Marlins catcher J.T. Realmuto reportedly asks to be traded

Getty Images
5 Comments

Craig Mish of MLB Network Radio is reporting that Marlins catcher J.T. Realmuto has requested a trade out of Miami. Jon Heyman is characterizing it as Realmuto telling the team that he “wouldn’t mind” a trade.

Either way, Realmuto has no power to force a trade. This isn’t the NBA or something. Still, it’s evidence of just how dreary a prospect remaining in Miami is for Marlins veterans in the wake of trades that sent Giancarlo Stanton to New York, Marcell Ozuna to St. Louis.
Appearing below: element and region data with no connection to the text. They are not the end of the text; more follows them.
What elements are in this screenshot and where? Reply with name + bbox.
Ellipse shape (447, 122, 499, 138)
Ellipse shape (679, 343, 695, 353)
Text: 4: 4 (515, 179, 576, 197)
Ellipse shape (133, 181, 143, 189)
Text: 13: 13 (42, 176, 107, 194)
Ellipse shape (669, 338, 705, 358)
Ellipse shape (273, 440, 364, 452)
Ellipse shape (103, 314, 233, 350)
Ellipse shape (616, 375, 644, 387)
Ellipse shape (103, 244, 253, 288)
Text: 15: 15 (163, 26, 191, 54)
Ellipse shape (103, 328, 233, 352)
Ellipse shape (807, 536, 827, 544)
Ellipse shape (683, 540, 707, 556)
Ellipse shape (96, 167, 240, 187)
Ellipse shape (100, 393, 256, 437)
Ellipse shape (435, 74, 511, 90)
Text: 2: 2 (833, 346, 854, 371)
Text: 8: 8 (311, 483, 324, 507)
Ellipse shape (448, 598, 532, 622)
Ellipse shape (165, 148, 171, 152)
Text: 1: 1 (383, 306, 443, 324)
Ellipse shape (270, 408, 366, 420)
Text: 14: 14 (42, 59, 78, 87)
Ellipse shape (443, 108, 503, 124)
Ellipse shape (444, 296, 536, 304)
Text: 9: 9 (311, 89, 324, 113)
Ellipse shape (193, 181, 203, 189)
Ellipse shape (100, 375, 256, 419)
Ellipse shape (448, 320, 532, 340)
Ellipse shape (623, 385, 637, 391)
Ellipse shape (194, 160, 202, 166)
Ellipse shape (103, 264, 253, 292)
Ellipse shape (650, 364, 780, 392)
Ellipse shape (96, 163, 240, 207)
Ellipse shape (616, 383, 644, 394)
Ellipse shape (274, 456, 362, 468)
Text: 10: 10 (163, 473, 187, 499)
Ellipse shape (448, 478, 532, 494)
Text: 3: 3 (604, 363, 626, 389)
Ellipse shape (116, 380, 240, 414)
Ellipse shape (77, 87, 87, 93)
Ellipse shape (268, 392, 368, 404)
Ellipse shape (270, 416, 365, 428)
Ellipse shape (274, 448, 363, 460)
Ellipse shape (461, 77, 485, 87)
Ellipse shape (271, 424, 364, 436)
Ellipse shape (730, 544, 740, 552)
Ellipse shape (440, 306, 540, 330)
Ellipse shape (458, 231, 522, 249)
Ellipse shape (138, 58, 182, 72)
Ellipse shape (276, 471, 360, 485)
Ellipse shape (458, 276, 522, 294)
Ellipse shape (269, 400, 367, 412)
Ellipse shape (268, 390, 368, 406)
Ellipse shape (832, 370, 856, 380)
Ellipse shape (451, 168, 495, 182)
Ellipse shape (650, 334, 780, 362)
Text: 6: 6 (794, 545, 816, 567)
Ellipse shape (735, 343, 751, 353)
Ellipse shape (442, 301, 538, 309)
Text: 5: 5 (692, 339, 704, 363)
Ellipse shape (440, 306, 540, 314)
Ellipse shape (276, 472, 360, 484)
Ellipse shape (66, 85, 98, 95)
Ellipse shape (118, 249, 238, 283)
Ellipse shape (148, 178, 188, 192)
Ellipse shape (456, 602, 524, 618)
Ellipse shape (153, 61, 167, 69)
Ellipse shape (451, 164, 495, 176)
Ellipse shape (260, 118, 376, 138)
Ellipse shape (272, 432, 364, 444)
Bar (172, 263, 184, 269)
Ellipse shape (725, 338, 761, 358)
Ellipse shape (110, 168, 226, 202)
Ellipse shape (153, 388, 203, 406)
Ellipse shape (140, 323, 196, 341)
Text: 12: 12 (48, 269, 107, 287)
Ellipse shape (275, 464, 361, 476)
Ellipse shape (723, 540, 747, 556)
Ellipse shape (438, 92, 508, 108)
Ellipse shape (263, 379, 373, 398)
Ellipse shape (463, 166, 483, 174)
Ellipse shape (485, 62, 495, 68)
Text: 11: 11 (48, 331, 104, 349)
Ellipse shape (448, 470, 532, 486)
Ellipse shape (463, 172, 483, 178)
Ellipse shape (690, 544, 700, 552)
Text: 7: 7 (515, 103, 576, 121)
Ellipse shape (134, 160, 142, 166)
Realmuto, who will turn 27 just before the 2018 season, hit .278/.332/.451 with 17 homers, 65 RBI, and eight steals over 141 games this past season. He only has three years of service time and is arbitration eligible for the first time this offseason. He made just $562K in the 2017 and will get a big raise this year, but he’s still going to be underpaid based on his production. If the Marlins wanted to trade him, they’d get a nice return. Why they would want to trade him, I have no idea.

Expect more of this sort of thing as the Marlins slash payroll and make it clear that their immediate priorities are more about saving money and less about winning baseball games. Which may or may not be a valid goal for the team’s new owners, but is certainly a letdown for baseball players and fans.